His CHC funding came in the day he died. I was so glad to have an overnight nurse with me when he died as she did everything for me.
I wish you every bit of strength at this really sh*t end of the journey, just keep talking when you want and are able xxx
Hi TraceyT,
I get, completely, where you are. My husband is in a similar situation….no warning other than a back ache. Hospital tests revealed metastatic prostate cancer, spread to spinal cord, bones, lymph nodes. He can no longer walk or control bodily functions. Family and friends keep in touch by phone, text, but no one comes to help. I employ a care agency to help with toilet and dressing him. We have two carers twice a day and one at ‘tea time’. I do all the care in between and throughout the night. We have just too much money for social services to provide care. Please talk to your husband’s palliative care team about how you are feeling. I am not coping well, I feel alone, exhausted and overwrought by all this. Just having carers pop in helps a bit so please explore this option. I worked in a similar field to you and still need help. I stopped working to look after my husband. Please make time for yourself and if needs be pay for help. Money doesn’t mean so much when our health is a stake. Sending you hugs.
I'm not quite at your situation but metastic prostate cancer diagnosed less than 12 months ago. He's on HT, had chemo and RT. He has responded to RT as expected. He's just so exhausted and lots of pain in ribs, back, hip, pelvis and back. Just had RT to ribs which of course has side effects. We are just about managing the pain relief and supported by phone from local hospice. I'm not sure how much more medics can do or offer. It's just me too.
Take care. Sending you big hugs xx
My husband quietly and peacefully passed away around 10:30am this morning (Friday). Sadly I'd been downstairs since 10am as 2 sets of relatives arrived - the first at 10am and the next at 10:10am & I was kept downstairs updating them. His Dad (who he wasn't particularly close to and who hasn't really been there for him over the past 2 years up until the last 2 days) went up to see him around 10:25 and he was still breathing and briefly woke up then - when I next went up at 10:45 he'd gone.
He had a peaceful night after a scare between 10pm - 11:30pm Thursday night when paramedics had to come out as he fell out of bed and his blood pressure, oxygen and blood sugars were all very low. The nurses came out but after the paramedics gave him oxygen and glucose and the nurses gave him oxycodone and a strong anelgesic/relaxant, he stabilised and was relaxed and slept well.
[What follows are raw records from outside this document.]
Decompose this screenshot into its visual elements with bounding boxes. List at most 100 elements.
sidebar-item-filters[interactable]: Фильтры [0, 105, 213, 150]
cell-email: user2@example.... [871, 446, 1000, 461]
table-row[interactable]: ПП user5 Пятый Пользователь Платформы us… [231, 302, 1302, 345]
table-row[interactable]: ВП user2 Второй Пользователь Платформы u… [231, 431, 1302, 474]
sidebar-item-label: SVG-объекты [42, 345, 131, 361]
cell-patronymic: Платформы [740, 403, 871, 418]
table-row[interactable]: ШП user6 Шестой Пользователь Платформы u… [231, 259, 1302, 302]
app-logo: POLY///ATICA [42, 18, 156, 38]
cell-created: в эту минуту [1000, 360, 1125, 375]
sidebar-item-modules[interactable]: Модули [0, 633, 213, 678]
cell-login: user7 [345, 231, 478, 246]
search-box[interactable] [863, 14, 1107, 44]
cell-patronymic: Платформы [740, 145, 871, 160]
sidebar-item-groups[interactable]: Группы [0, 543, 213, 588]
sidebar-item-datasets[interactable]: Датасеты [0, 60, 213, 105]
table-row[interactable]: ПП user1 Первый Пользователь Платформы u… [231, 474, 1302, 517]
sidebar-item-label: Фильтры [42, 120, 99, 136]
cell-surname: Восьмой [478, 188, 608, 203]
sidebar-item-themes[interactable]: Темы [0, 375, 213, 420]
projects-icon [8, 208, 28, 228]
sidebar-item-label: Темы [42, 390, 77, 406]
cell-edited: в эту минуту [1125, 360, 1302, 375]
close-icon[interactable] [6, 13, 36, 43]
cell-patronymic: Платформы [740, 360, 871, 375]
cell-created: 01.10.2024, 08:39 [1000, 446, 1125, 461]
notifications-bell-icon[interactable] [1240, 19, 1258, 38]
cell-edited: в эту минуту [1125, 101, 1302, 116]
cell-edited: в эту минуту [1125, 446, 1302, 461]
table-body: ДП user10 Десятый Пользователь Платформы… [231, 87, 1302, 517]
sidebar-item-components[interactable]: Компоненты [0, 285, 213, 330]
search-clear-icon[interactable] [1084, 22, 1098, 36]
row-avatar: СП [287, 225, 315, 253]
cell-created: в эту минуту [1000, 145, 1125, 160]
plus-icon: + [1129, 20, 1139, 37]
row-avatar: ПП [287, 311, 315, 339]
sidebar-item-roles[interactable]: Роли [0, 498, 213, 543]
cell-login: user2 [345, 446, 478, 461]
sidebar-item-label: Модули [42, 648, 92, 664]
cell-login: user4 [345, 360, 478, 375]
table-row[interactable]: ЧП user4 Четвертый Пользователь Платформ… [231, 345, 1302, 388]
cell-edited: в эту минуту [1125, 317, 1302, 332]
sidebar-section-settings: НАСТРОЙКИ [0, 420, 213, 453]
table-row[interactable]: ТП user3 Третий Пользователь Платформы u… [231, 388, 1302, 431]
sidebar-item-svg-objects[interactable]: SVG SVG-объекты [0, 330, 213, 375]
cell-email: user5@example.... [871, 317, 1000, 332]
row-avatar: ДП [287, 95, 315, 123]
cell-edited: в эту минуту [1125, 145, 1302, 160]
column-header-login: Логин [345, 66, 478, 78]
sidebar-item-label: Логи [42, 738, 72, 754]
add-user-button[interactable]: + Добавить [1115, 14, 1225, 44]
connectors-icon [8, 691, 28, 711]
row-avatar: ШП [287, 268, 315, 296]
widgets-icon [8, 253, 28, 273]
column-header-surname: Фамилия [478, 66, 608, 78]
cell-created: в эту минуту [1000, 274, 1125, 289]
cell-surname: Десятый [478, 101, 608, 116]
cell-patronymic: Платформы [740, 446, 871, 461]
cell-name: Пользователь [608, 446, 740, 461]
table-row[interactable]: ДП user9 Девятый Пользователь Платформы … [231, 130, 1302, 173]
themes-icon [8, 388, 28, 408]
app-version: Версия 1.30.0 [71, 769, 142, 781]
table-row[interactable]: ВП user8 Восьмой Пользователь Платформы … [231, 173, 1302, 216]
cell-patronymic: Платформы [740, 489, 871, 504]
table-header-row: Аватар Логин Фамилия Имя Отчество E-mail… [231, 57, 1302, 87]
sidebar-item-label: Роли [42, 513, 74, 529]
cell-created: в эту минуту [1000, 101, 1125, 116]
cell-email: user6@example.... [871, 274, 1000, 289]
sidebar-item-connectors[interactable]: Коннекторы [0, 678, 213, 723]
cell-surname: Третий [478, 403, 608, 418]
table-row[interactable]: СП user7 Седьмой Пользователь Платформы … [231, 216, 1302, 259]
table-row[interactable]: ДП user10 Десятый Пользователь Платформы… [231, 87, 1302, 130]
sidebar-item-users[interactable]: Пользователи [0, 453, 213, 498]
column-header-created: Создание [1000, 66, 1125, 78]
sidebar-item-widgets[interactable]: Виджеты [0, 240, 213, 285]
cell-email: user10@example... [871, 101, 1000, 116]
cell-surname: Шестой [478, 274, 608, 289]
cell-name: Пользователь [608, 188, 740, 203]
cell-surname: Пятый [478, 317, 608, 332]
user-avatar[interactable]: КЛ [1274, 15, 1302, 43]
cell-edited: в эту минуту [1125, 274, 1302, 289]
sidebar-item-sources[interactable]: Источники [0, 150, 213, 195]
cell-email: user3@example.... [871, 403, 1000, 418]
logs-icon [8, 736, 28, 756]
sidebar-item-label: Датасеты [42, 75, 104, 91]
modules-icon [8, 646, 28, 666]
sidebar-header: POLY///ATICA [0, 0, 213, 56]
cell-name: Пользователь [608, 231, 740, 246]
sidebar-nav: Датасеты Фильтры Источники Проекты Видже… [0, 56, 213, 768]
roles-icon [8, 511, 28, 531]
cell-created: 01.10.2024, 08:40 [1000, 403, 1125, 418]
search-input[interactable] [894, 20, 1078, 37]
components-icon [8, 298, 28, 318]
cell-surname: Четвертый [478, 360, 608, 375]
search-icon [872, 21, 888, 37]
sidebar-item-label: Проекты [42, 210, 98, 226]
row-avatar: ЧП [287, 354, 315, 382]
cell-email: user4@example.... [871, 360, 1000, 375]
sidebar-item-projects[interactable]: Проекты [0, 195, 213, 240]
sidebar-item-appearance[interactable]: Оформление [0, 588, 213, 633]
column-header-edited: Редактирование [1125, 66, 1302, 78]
His Dad said he briefly woke up when he went in to see him, then went back to sleep, so in the 15 mins between his Dad coming down and me going up, I'm fairly sure he drifted off whilst sleeping
I'm beyond devastated and heartbroken - it hasn't fully sunk in yet and I feel a bit numb - but I already miss him so, so much and just can't imagine my life without him but need to be strong for our son, my older children from a previous marriage and his daughter from a previous marriage.
It's just so hard and so cruel - I hate cancer - it's robbed him, us, our children and our family of the future we should have had (he was only 53). I'm just so upset
I'm so sorry this cruel disease took your husband from you and your family as well - it's so, so unfair - sending you hugs x
My husband passed away between 10:30 - 10:40 am this morning (Friday) - I'm devastated x
Redandrea71, I am so sorry to read this and yes your head will be everywhere. It is devastating. You dont have to be strong, you have to be you.
When you are ready, there is a bereaved spouse or partner group, there are a few of us there, we are a friendly and supportive bunch, and we all get it. Its a good place to let out your feelings.